Turkey is preparing to grant citizenship to Syrian refugees to help them adapt to Turkish society and reinvigorate the economy with the help of the many educated Syrians among the close to 3 million refugees. Speaking at an iftar dinner in the southeastern province of Kilis on Saturday, President Recep Tayyip Erdoğan mentioned the issue, while addressing Syrian refugees there. He said that the Interior Ministry is working to grant citizenship for Syrians who want to become Turkish citizens, though he did not specify a timeline or give further details. "Turkey is your home too," Erdoğan said to the Syrians, adding that the emotional borders of Turkey surpass its official borders, as he thanked the people of Kilis for their hospitality and for embracing Syrians fleeing conflict. With a population of 129,000, the city of Kilis sits just miles from the Syrian border and is home to about 120,000 Syrian refugees. Sources in Ankara said the regulation does not involve all Syrians, but rather focuses on those who have received work permits and an education. According to the regulation in April, refugees and those with subsidiary protection status can start working dependently or independently from the moment they obtain a status.
The applications for work permits will be made six months later than the international protection application. Applicants or refugees with probationary status will not receive payments less than the national minimum wage.
Speaking to Daily Sabah, Parliament's Refugee Rights Committee head Atay Uslu said work is still underway for the regulation in addition to granting Syrians work and residence permits, adding that Turkey will not allow the economic potential of the Syrians in the country to fade away.

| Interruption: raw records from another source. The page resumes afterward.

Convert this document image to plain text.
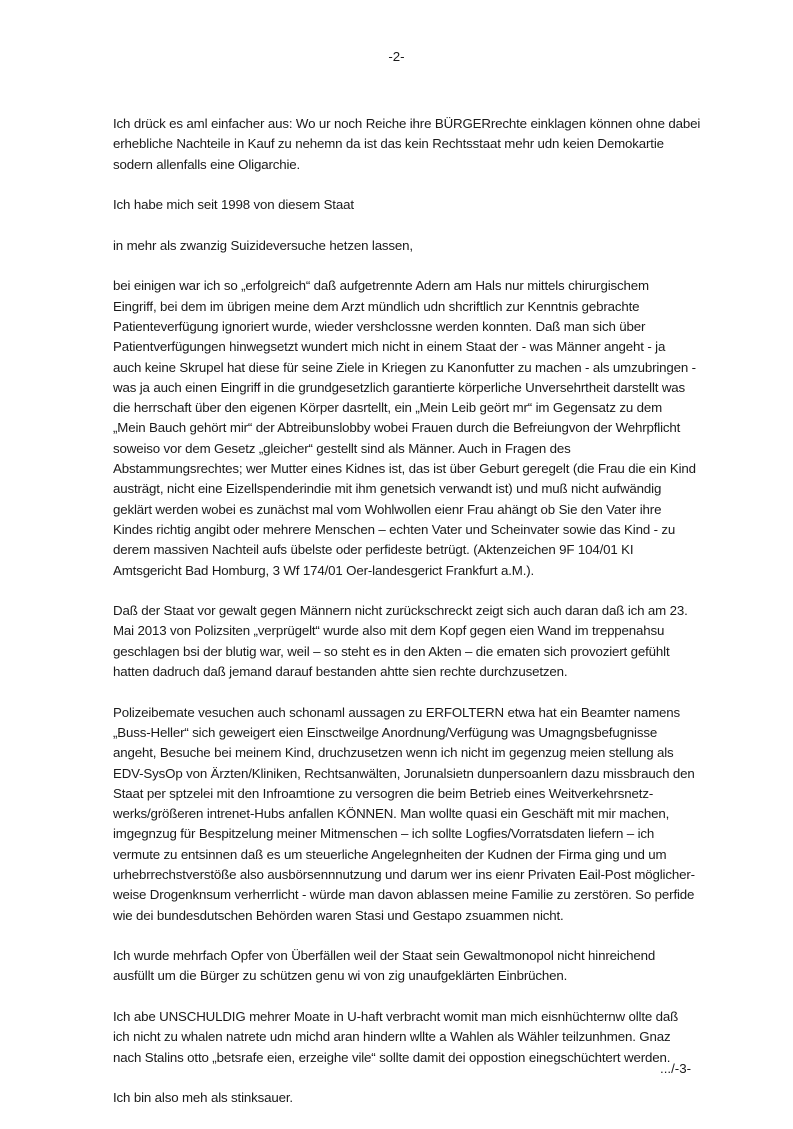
-2-
Ich drück es aml einfacher aus: Wo ur noch Reiche ihre BÜRGERrechte einklagen können ohne dabei
erhebliche Nachteile in Kauf zu nehemn da ist das kein Rechtsstaat mehr udn keien Demokartie
sodern allenfalls eine Oligarchie.
Ich habe mich seit 1998 von diesem Staat
in mehr als zwanzig Suizideversuche hetzen lassen,
bei einigen war ich so „erfolgreich“ daß aufgetrennte Adern am Hals nur mittels chirurgischem
Eingriff, bei dem im übrigen meine dem Arzt mündlich udn shcriftlich zur Kenntnis gebrachte
Patienteverfügung ignoriert wurde, wieder vershclossne werden konnten. Daß man sich über
Patientverfügungen hinwegsetzt wundert mich nicht in einem Staat der - was Männer angeht - ja
auch keine Skrupel hat diese für seine Ziele in Kriegen zu Kanonfutter zu machen - als umzubringen -
was ja auch einen Eingriff in die grundgesetzlich garantierte körperliche Unversehrtheit darstellt was
die herrschaft über den eigenen Körper dasrtellt, ein „Mein Leib geört mr“ im Gegensatz zu dem
„Mein Bauch gehört mir“ der Abtreibunslobby wobei Frauen durch die Befreiungvon der Wehrpflicht
soweiso vor dem Gesetz „gleicher“ gestellt sind als Männer. Auch in Fragen des
Abstammungsrechtes; wer Mutter eines Kidnes ist, das ist über Geburt geregelt (die Frau die ein Kind
austrägt, nicht eine Eizellspenderindie mit ihm genetsich verwandt ist) und muß nicht aufwändig
geklärt werden wobei es zunächst mal vom Wohlwollen eienr Frau ahängt ob Sie den Vater ihre
Kindes richtig angibt oder mehrere Menschen – echten Vater und Scheinvater sowie das Kind - zu
derem massiven Nachteil aufs übelste oder perfideste betrügt. (Aktenzeichen 9F 104/01 KI
Amtsgericht Bad Homburg, 3 Wf 174/01 Oer-landesgerict Frankfurt a.M.).
Daß der Staat vor gewalt gegen Männern nicht zurückschreckt zeigt sich auch daran daß ich am 23.
Mai 2013 von Polizsiten „verprügelt“ wurde also mit dem Kopf gegen eien Wand im treppenahsu
geschlagen bsi der blutig war, weil – so steht es in den Akten – die ematen sich provoziert gefühlt
hatten dadruch daß jemand darauf bestanden ahtte sien rechte durchzusetzen.
Polizeibemate vesuchen auch schonaml aussagen zu ERFOLTERN etwa hat ein Beamter namens
„Buss-Heller“ sich geweigert eien Einsctweilge Anordnung/Verfügung was Umagngsbefugnisse
angeht, Besuche bei meinem Kind, druchzusetzen wenn ich nicht im gegenzug meien stellung als
EDV-SysOp von Ärzten/Kliniken, Rechtsanwälten, Jorunalsietn dunpersoanlern dazu missbrauch den
Staat per sptzelei mit den Infroamtione zu versogren die beim Betrieb eines Weitverkehrsnetz-
werks/größeren intrenet-Hubs anfallen KÖNNEN. Man wollte quasi ein Geschäft mit mir machen,
imgegnzug für Bespitzelung meiner Mitmenschen – ich sollte Logfies/Vorratsdaten liefern – ich
vermute zu entsinnen daß es um steuerliche Angelegnheiten der Kudnen der Firma ging und um
urhebrrechstverstöße also ausbörsennnutzung und darum wer ins eienr Privaten Eail-Post möglicher-
weise Drogenknsum verherrlicht - würde man davon ablassen meine Familie zu zerstören. So perfide
wie dei bundesdutschen Behörden waren Stasi und Gestapo zsuammen nicht.
Ich wurde mehrfach Opfer von Überfällen weil der Staat sein Gewaltmonopol nicht hinreichend
ausfüllt um die Bürger zu schützen genu wi von zig unaufgeklärten Einbrüchen.
Ich abe UNSCHULDIG mehrer Moate in U-haft verbracht womit man mich eisnhüchternw ollte daß
ich nicht zu whalen natrete udn michd aran hindern wllte a Wahlen als Wähler teilzunhmen. Gnaz
nach Stalins otto „betsrafe eien, erzeighe vile“ sollte damit dei oppostion einegschüchtert werden.
Ich bin also meh als stinksauer.
.../-3-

"There are lots of qualified Syrians in science and academic fields living in Turkey. I do not know how many will be granted citizenship but the truth is not all of them will enjoy this right. Secondly, it will be on a voluntary basis. Thirdly, it will happen after a certain process. Those who are to receive a Turquoise Card or residence permit will enjoy this right after some years of residence."
The Turquoise Card is a work permit document that grants foreigners the ability to gain employment in the country by officially allowing them to work indefinitely. Parliament is still carrying out the work to implement this policy.
Assoc. Prof. Yusuf Adıgüzel from the Department of Sociology at Istanbul University said the current No: 5901 Turkish citizenship law does not include Syrians in the country since they are only under temporary protection, and this citizenship-acquiring process needs a new regulation for them.
"There is a slight possibility for them to return to their country even if the war in Syria ends. Therefore, paving the way for Syrians to acquire citizenship under certain conditions by making necessary legal regulations and taking some steps to ease the Turkish people's accepting them in society would be a good decision."
Stressing that this policy might serve the systematic and social harmony of the Syrians, Adıgüzel said: "Yet, the critical point here is to tell Turkish people accurately that this issue is for the benefit of Turkey, rather than work carried out to make Syrians adapt. For this, actors such as NGOs, political parties and the media must be included in this process and societal harmony and citizenship policy must be developed. Otherwise, these steps based on good intentions might fall victim to racist and separatist discourses."
Professor Ayhan Kaya from the Department of International Relations at Istanbul Bilgi University said the development is a crucial element contributing to the Syrians' successful integration into society.
"So far in Turkey, mostly those migrants with a Turkish ethnic background and/or with a Muslim background have been privileged enough to have access to Turkish citizenship. Turkish citizenship laws as well as state authorities should be more open to the idea of granting citizenship to everyone upon the completion of certain societal, political, economic and legal criteria irrespective of the applicants' ethnicity and/or religion. The liberalization of citizenship laws is what Turkey is required to do in a globalizing world," he said.
At least 250,000 people have been killed and 10 million displaced since the Syrian conflict began in 2011, according to U.N. figures. Turkey has spent $9 billion to accommodate refugees since the war began.